With no known effective treatment, once the 30 rounds of radiation has finished, families are left to clinical drug trials, and/or using drug combinations that are unproven and natural supplements and changes in diet — often lead by parents desperate to help their kids.

Brain tumours remain the most common cause of cancer-related death in children.

DIPG is the leading cause of death from paediatric brain tumours.

A child diagnosed with DIPG today faces the same prognosis as a child diagnosed 50 years ago.

There is still no effective treatment and no chance of survival.

Only 10% of children with DIPG survive for 2 years following their diagnosis, and less than 1% survive for 5 years.

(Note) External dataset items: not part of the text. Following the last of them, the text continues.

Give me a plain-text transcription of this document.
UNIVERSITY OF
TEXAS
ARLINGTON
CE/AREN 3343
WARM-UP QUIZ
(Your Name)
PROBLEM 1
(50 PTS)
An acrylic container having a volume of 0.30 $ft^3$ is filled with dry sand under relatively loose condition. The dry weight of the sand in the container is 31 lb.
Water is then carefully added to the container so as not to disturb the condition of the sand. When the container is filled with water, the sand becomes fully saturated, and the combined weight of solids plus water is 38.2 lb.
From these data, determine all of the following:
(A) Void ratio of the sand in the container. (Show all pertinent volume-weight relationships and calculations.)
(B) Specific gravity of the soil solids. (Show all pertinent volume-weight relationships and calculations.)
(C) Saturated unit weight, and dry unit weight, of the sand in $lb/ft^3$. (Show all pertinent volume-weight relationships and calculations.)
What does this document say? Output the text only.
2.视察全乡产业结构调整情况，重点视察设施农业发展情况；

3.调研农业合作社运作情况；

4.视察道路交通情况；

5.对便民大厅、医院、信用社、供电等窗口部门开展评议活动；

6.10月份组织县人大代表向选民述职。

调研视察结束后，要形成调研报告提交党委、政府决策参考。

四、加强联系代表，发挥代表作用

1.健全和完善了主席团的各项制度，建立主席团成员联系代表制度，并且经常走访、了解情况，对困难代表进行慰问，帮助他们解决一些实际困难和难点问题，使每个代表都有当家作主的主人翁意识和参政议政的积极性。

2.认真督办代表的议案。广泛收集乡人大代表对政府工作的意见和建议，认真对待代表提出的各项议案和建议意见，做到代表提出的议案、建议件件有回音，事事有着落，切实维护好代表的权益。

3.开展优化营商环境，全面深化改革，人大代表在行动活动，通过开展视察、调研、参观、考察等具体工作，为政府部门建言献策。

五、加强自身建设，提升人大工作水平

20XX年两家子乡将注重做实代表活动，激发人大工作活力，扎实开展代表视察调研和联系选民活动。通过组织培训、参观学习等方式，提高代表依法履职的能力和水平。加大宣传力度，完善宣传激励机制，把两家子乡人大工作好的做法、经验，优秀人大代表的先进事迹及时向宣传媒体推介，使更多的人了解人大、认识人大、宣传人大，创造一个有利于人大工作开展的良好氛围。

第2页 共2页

The median survival time is 9 months from diagnosis.

This section is not of facts. It’s just a brain dump of my thoughts. If you’re a parent dealing with DIPG in your family, I stress that your experience will be different to ours, and to the next kid, and the next.

Just like your unique kid before this, and during the climb up the DIPG mountain; so will their days and moments before passing.

Having a vague idea of what to expect is perhaps helpful. But IMHO, reading a parent’s experience in detail isn’t.

I’m not an authority on DIPG in a clinical sense, only what I experienced with Jemima. Sample size of one. So I’m not going to regurgitate clinical signs and symptoms in this section. This is also likely a form of self protection.

The death of a child is so very challenging (I’ve never written more inadequate words in my life); but having you by their side, and helping them will be the most meaningful thing you can do for them. This is a time when palliative care doctors can actually be quite helpful — even if other doctors been largely ineffective with treatments in the past.

You’ve already walked through the fire with your person in this life, and walking them to The Gates is the hardest request life can ever make of you.

But, you can do it - even when you absolutely think you can’t. And absolutely as much as you shouldn’t have to. You will. Because you love them so much.

On the practical side — hospice care can be invaluable in supporting the end of life choices, and maintaining quality of life.

Psychosocial support can also provide support if you feel like you’re the only person in the world who hurts this much.